The changes will pour about $96 million into telecommunications projects in schools and libraries in the areas devastated by Katrina, with another $36 million going to other parts of the U.S. Most of that money will come out of the $2.25 billion the program collects each year for schools from long-distance ratepayers.

Schools that were indirectly affected by Katrina, though not Rita, by enrolling evacuated students, are getting special handling as well, though their telecommunications projects will receive their normal discount rates, which can range from 20 percent to 90 percent, based on the poverty levels of the schools’ enrollments.

The FCC is allowing both groups of schools, as well as public libraries, to submit revised applications for 2005, with a Dec. 13 deadline. The original application window closed in September.

The schools must apply for the discounts for projects that follow their existing technology plans and restore equivalent systems to what they had before Katrina.

The Washington-based Universal Services Administrative Corp., a nonprofit entity that administers the E-rate under the FCC’s oversight, has created a Web page for Katrina-affected schools and their vendors. The Web site is http://katrina-usf.org/katrina.

House Report

The FCC said in its order that it would “balance the need for quick and decisive action … with our overarching need to protect the program against waste, fraud, and abuse.”

Almost since its beginning in 1998, the E-rate program has been dogged by charges of waste and fraud committed by a portion of the thousands of participating technology vendors and schools.

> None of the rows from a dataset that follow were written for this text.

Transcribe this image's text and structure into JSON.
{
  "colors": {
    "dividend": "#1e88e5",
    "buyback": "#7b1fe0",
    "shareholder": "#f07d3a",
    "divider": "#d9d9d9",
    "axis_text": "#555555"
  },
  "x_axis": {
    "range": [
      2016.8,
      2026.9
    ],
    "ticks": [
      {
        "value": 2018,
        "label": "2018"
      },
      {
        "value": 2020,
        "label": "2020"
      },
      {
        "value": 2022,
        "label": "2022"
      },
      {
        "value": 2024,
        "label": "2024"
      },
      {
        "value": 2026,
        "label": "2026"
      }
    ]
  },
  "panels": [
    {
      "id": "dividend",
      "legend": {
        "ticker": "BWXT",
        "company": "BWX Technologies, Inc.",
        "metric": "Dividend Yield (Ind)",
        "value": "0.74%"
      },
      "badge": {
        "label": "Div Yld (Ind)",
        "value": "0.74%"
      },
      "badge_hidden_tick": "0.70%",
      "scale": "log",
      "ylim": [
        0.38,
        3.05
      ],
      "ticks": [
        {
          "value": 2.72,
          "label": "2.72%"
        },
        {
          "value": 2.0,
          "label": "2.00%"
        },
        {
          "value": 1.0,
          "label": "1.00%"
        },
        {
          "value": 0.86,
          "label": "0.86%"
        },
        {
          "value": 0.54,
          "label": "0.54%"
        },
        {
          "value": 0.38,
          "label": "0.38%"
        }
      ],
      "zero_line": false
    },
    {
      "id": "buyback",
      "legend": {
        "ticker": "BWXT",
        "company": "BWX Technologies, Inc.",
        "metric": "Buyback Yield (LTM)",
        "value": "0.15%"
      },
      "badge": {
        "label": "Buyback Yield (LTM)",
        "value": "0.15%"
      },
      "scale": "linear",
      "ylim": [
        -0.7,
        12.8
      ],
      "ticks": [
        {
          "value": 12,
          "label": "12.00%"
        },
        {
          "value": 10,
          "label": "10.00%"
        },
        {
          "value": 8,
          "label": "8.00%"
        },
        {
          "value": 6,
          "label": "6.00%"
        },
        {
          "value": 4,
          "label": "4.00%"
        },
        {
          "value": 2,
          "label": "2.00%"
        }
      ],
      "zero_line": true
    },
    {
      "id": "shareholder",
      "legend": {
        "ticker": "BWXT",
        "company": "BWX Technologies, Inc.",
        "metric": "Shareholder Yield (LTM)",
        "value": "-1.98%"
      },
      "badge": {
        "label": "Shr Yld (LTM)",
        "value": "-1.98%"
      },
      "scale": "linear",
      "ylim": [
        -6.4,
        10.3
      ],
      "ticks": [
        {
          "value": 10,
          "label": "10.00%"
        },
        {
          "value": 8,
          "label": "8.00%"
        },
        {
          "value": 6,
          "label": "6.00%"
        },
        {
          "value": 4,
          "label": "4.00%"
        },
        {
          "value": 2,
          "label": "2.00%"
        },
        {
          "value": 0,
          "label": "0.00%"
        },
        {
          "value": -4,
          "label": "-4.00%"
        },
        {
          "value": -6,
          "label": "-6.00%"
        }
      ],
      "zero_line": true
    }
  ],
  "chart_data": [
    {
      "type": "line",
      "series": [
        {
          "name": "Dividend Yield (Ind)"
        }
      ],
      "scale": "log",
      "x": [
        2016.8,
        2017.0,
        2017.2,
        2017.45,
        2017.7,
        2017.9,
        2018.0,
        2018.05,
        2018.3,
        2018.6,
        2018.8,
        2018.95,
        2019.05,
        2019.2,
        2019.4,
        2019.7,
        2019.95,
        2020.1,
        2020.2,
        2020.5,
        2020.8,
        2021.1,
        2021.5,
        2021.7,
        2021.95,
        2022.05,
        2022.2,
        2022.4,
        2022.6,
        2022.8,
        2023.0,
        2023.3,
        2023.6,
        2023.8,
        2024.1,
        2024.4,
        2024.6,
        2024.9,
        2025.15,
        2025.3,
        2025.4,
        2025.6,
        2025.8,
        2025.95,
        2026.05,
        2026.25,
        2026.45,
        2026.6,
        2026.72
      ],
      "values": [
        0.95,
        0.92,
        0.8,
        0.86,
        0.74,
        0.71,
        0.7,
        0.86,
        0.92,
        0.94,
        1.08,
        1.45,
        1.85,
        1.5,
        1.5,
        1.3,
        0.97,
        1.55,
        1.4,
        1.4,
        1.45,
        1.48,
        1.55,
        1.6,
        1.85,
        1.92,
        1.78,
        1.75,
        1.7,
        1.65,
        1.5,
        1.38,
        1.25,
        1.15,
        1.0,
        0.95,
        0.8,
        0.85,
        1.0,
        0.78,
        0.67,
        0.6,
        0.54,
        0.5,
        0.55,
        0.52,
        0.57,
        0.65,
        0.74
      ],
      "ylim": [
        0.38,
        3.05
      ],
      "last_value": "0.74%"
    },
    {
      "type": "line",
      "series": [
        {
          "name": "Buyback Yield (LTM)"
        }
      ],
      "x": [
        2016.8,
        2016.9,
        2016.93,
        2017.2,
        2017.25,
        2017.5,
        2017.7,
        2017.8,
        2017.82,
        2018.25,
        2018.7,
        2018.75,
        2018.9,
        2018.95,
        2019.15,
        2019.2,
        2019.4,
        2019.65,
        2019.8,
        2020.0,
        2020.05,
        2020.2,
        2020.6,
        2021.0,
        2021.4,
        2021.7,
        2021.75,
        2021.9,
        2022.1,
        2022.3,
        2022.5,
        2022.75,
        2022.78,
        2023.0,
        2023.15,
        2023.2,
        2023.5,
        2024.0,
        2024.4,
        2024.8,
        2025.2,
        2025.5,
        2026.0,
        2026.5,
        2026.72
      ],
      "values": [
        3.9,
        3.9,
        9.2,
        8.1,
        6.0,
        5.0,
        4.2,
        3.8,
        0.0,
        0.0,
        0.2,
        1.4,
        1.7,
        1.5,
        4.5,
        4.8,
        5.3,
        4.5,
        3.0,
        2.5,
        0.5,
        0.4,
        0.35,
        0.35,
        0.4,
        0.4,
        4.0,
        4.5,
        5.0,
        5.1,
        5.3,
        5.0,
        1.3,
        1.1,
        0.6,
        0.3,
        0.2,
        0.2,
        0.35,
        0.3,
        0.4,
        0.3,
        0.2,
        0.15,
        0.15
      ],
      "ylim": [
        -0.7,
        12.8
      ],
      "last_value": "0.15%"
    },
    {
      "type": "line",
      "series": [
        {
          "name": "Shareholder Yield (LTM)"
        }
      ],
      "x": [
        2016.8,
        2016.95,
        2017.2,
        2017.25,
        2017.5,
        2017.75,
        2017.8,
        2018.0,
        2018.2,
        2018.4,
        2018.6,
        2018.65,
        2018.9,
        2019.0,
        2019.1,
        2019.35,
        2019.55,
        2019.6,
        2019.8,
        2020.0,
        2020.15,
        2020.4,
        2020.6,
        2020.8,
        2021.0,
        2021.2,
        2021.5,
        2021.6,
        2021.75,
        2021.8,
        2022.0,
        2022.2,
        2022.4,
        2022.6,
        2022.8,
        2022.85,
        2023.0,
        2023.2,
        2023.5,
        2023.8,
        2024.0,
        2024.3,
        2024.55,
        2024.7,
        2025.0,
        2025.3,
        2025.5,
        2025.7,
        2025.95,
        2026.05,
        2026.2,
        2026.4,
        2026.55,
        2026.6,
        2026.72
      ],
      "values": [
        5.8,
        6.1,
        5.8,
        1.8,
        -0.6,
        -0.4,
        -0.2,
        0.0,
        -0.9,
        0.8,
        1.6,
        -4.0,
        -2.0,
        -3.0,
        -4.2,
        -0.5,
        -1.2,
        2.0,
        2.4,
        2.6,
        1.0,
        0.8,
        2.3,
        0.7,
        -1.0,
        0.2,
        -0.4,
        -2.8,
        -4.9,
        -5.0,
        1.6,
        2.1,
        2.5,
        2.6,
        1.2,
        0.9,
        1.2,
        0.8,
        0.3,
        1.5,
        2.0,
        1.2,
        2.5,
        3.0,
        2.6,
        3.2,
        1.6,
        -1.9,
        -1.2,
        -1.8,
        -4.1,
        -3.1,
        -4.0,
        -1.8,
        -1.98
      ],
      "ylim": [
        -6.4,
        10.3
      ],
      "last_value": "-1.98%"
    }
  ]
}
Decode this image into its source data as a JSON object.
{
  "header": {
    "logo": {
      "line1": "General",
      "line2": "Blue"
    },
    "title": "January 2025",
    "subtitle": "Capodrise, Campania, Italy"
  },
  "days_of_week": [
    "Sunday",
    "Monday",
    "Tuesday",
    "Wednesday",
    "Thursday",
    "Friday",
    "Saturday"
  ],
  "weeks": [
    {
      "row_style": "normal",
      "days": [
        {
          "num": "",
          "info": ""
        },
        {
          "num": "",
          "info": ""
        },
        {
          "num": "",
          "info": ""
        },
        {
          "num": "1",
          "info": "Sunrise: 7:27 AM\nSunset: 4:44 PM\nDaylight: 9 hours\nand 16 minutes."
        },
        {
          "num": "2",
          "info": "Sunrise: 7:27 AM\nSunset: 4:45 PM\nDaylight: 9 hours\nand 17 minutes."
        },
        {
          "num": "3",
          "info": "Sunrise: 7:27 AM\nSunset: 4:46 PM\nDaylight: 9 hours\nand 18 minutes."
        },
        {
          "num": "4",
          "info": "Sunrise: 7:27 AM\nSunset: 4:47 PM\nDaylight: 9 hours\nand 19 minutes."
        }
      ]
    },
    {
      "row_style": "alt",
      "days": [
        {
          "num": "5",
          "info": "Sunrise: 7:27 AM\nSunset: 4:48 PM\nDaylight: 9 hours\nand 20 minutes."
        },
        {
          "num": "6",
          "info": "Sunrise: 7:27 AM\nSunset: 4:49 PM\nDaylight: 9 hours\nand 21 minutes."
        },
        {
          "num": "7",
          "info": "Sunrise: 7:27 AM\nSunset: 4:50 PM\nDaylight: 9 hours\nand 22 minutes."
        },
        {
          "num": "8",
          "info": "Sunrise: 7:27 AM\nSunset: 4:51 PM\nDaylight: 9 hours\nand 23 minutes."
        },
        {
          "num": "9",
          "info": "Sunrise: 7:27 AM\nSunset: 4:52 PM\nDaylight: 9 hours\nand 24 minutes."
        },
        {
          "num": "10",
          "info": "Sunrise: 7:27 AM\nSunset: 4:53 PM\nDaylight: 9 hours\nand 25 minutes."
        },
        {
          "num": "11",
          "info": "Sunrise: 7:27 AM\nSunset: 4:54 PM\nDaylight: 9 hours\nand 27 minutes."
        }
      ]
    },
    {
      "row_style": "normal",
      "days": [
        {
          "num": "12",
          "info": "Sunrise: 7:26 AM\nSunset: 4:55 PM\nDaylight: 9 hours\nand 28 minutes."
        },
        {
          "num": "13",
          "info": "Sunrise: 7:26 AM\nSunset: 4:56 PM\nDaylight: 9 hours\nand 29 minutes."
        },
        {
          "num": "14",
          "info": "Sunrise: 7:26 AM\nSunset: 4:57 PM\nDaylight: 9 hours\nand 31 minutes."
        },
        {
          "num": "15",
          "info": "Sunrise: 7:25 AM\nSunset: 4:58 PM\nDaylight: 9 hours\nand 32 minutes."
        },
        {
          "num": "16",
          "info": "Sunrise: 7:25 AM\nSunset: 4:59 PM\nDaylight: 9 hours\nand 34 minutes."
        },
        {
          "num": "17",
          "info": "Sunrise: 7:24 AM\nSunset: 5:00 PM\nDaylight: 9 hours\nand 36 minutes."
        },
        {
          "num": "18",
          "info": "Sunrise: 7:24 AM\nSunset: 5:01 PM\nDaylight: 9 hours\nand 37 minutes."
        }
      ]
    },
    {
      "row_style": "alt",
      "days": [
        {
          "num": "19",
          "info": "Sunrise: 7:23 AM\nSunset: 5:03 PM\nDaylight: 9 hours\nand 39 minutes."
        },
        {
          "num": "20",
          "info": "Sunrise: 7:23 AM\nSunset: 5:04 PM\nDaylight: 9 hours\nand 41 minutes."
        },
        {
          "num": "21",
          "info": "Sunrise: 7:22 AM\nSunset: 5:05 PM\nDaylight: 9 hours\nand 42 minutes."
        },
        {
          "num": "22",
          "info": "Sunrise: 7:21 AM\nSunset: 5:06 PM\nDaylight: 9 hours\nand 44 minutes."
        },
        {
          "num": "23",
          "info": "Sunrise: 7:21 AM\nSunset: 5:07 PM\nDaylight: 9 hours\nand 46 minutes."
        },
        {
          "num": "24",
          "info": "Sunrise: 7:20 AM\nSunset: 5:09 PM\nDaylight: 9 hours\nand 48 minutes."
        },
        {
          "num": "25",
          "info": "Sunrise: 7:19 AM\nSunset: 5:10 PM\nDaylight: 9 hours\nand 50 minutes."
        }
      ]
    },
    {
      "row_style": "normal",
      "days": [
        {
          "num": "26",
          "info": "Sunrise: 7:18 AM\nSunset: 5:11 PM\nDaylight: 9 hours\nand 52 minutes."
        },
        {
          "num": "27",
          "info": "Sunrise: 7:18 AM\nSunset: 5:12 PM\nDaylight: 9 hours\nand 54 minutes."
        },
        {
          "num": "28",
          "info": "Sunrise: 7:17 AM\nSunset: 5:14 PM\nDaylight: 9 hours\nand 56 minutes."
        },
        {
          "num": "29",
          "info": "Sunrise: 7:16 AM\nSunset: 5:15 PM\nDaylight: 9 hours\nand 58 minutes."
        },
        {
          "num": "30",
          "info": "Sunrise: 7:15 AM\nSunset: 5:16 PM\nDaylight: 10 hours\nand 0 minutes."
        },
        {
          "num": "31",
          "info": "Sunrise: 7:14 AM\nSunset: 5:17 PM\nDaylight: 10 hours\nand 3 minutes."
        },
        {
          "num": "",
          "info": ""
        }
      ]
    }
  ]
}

On Oct. 18, just days after the FCC order was issued, the House Energy and Commerce Committee’s oversight and investigations subcommittee issued a report summarizing its yearlong inquiry into E-rate waste and fraud.

The report, which was approved unanimously by the subcommittee’s 11 members on Oct. 18, concludes that the E-rate is “a well-intentioned program that nonetheless is extremely vulnerable to waste, fraud, and abuse, is poorly managed by the FCC, and completely lacks tangible measures of either effectiveness or impact.”

The report gives examples of several large school projects that are alleged to have been tainted by school district or corporate wrongdoing or incompetence. It also states that there are currently about 30 active federal and state investigations of vendors or beneficiaries of E-rate funds, involving more than $200 million in questionable funding commitments.

USAC officials have pointed out, though, that some of the suspect projects in the House panel’s report had been detected by the program’s own review process.

The report recommends that the program be revised by requiring school districts to put more of their own money into projects. Another recommendation is to make oversight more rigorous, which may entail adding personnel to USAC. That finding echoes USAC’s own recommendation.

The FCC is the process of revising its rules for the program, which may be completed next year.